[Du 25 avril au 29 avril 1995, Le Monde publiait l’enquête menée par Annick Cojean en France, aux Etats-Unis et en Allemagne sur la mémoire du génocide des juifs pendant la seconde guerre mondiale et sa transmission. Cinq épisodes dans lesquels la journaliste présentait les témoignages de survivants des camps de la mort ; de leurs enfants, qui, « en même temps que l’espoir, portent en eux la douleur de la Shoah » ; de fils de bourreaux, « nés innocents, qu’un héritage infernal condamne souvent à des vies de cauchemar ». Trente ans plus tard, nous vous proposons de redécouvrir en intégralité cette série, récompensée par le prix Albert Londres en 1996 et adaptée aujourd’hui en bande dessinée (Dupuis, 144 pages, 38 euros).]

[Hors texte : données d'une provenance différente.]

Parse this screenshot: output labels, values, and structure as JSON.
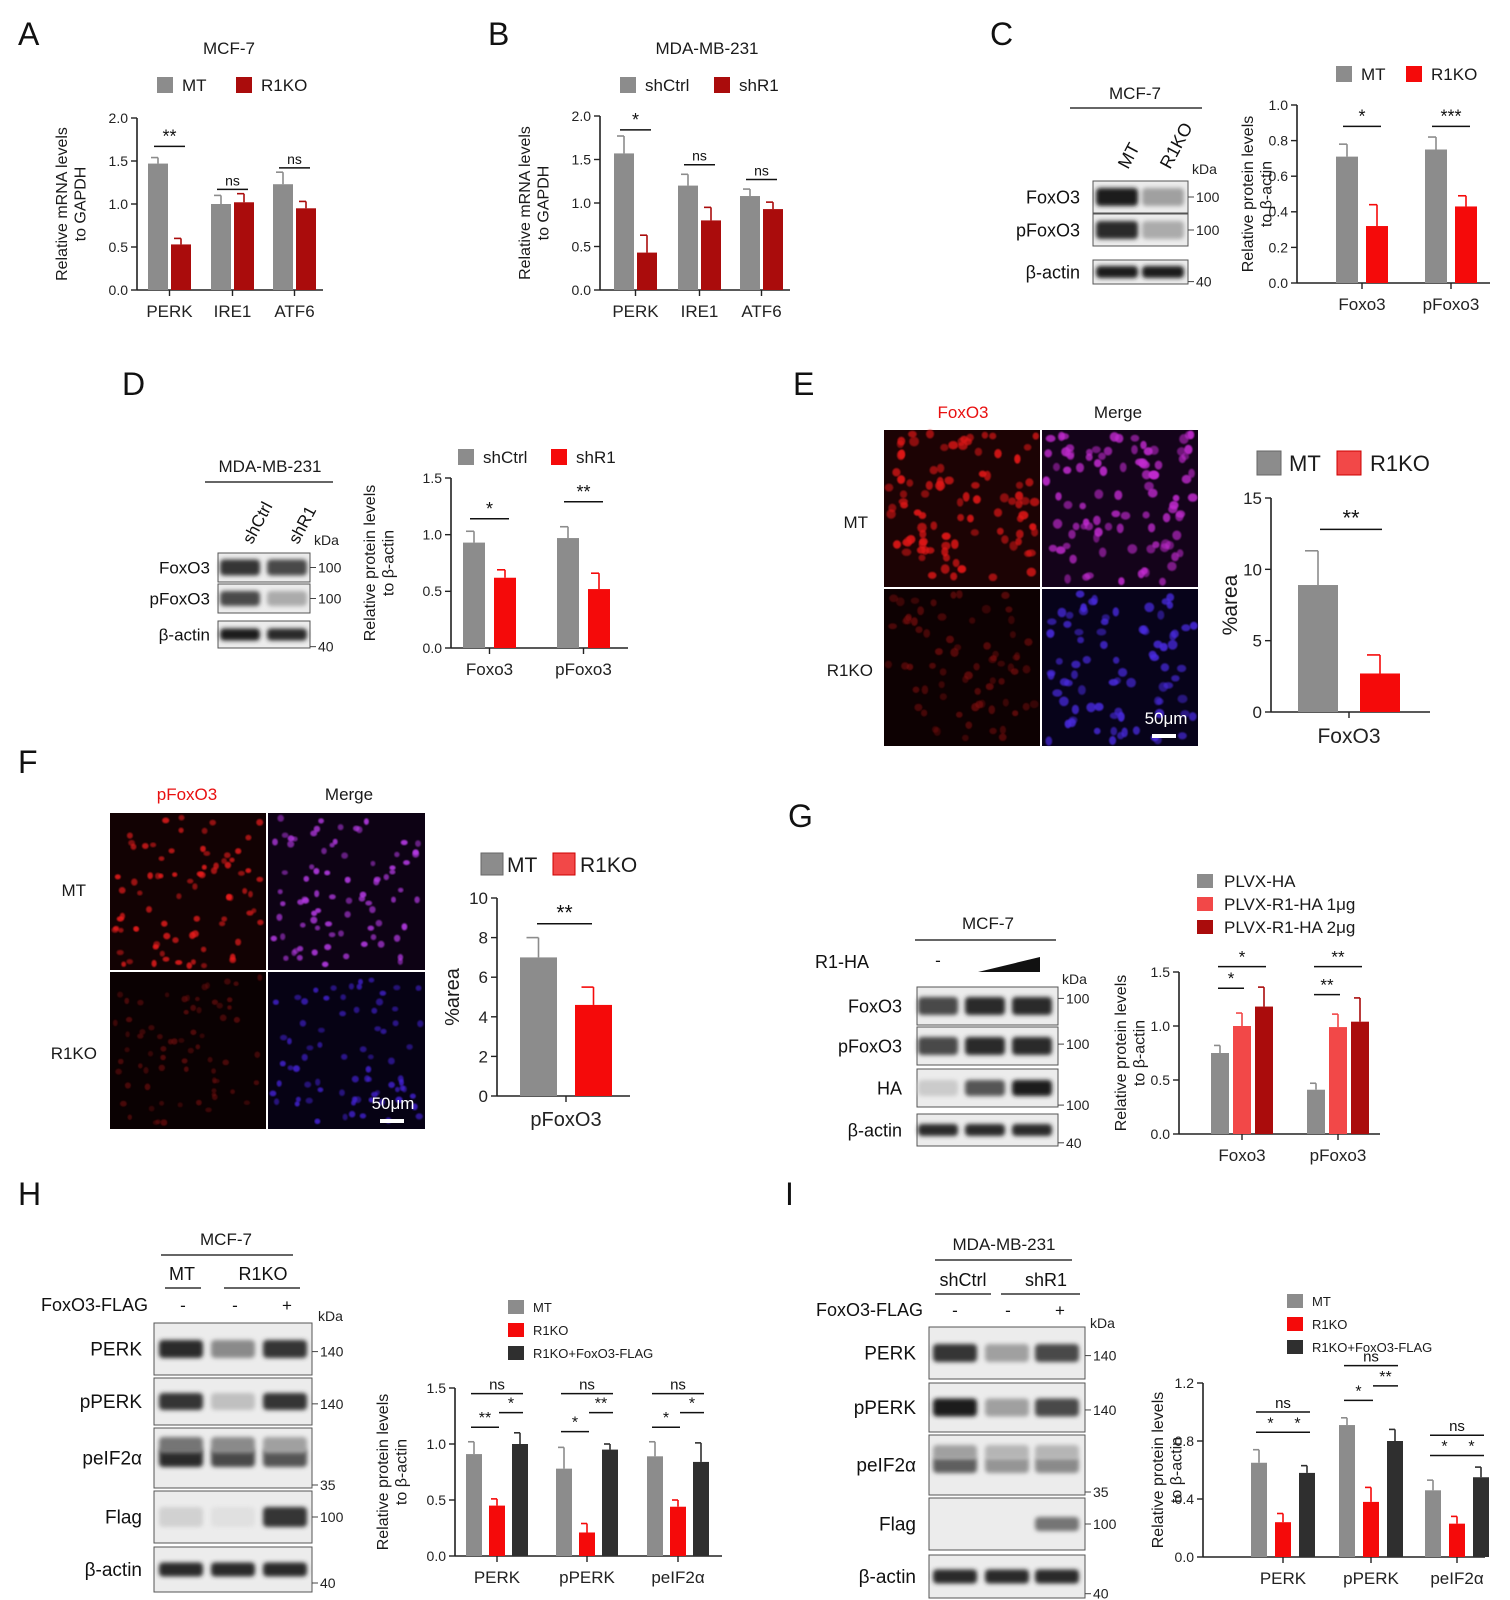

En 1981, une jeune étudiante de la petite ville allemande de Passau décida avec enthousiasme de participer à un concours national patronné par le président de la RFA [République fédérale d’Allemagne] sur l’histoire du pays. Son sujet de mémoire était tout choisi : la résistance héroïque des habitants de Passau à l’emprise des nazis. Le sujet avait été évoqué en classe et Anja Elisabeth Rosmus ne doutait pas de compléter harmonieusement l’histoire. Elle déchanta. Du jour au lendemain, les documents nécessaires à ses recherches lui furent interdits. Le bibliothécaire lui refusa tout net l’accès aux archives de la ville.
Plusieurs personnes autrefois amies lui opposèrent soudain un silence effrayé ou réprobateur. Elle défia les menaces, mais les vieux souvenirs mirent la communauté en émoi. Et l’évidence s’imposa : c’est avec zèle et fanatisme que la majorité de la ville avait soutenu Hitler. Insultée, plusieurs fois agressée, elle dut faire ses valises.
Ce n’est pas un hasard si la plupart de nos interlocuteurs allemands sur la mémoire de la Shoah commencèrent par conter l’histoire de l’étudiante Rosmus. Alors que les médias et les politiques d’outre-Rhin affrontent désormais avec courage les questions du nazisme et du génocide, les familles, elles, continuent de s’abstenir « de regarder sous le tapis », murées dans un silence profond concernant leur propre histoire, et liées, explique la parente d’un dignitaire nazi, « par une toile d’araignée collante qui transforme chacun en complice ou en traître, au choix ».